Inheritance allows us to model an is-a relationship between two objects. The object being inherited from is called the parent class, base class, or superclass. The object doing the inheriting is called the child class, derived class, or subclass.

When a derived class inherits from a base class, the derived class acquires all of the members of the base class.

When a derived class is constructed, the base portion of the class is constructed first, and then the derived portion is constructed. In more detail:

  1. Memory for the derived class is set aside (enough for both the base and derived portions).
  2. The appropriate derived class constructor is called.
  3. The base class object is constructed first using the appropriate base class constructor. If no base class constructor is specified, the default constructor will be used.
  4. The initialization list of the derived class initializes members of the derived class.
  5. The body of the derived class constructor executes.
  6. Control is returned to the caller.

Destruction happens in the opposite order, from most-derived to most-base class.

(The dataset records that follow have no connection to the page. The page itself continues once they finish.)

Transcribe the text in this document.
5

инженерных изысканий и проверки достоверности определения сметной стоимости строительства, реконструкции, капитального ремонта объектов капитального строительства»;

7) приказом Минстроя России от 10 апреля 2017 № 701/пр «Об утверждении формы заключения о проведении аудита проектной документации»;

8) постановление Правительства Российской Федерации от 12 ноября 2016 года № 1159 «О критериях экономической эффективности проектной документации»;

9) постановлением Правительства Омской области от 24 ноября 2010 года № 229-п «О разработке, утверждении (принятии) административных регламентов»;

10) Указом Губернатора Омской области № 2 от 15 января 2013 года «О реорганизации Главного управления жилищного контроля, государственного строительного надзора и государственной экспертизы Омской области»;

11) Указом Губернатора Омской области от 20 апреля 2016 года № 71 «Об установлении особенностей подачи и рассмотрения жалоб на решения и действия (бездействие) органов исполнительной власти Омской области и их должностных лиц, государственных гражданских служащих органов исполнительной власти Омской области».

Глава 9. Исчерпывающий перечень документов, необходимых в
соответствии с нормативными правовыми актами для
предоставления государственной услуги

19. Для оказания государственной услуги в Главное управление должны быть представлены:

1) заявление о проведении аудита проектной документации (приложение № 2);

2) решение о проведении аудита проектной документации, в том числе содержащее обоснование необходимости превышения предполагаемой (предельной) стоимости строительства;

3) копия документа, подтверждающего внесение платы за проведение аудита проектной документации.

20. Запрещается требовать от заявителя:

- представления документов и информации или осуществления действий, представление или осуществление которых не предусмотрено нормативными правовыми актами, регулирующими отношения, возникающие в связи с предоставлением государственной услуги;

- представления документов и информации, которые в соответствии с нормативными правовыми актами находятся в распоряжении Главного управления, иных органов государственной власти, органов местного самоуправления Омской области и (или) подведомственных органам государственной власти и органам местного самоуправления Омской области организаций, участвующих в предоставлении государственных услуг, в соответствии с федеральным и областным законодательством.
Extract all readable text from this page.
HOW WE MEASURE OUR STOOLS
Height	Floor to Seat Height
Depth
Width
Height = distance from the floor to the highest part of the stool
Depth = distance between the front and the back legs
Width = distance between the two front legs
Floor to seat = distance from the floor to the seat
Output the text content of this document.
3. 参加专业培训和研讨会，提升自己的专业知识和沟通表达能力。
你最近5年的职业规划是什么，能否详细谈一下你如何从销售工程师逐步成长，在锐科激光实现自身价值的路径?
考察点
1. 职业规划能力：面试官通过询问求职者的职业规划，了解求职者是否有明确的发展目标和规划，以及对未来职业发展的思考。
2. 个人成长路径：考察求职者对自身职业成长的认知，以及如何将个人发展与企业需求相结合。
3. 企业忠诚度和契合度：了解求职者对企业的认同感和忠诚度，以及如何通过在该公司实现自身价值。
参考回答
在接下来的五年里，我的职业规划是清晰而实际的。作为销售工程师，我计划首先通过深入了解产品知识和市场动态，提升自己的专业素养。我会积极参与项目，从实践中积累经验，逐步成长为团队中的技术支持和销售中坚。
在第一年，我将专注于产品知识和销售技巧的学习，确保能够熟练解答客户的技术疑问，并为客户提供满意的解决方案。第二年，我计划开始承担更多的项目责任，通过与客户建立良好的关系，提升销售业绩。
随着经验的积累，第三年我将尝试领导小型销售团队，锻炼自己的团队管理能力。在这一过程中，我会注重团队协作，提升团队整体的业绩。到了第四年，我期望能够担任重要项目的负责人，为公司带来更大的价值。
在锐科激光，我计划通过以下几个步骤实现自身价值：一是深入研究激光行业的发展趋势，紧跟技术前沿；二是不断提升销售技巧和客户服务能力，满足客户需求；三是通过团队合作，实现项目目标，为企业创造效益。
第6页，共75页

C++ has 3 access specifiers: public, private, and protected. The protected access specifier allows the class the member belongs to, friends, and derived classes to access the protected member, but not the public.

Classes can inherit from another class publicly, privately, or protectedly. Classes almost always inherit publicly.

Here’s a table of all of the access specifier and inheritance types combinations:

Access specifier in base class Access specifier when inherited publicly Access specifier when inherited privately Access specifier when inherited protectedly
Public Public Private Protected
Private Inaccessible Inaccessible Inaccessible
Protected Protected Private Protected

Derived classes can add new functions, change the way functions that exist in the base class work in the derived class, change an inherited member’s access level, or hide functionality.

Multiple inheritance enables a derived class to inherit members from more than one parent. You should avoid multiple inheritance as much as possible.

Quiz Time

1) For each of the following programs, determine what they output, or if they would not compile, indicate why. This exercise is meant to be done by inspection, so do not compile these (otherwise the answers are trivial).

1a)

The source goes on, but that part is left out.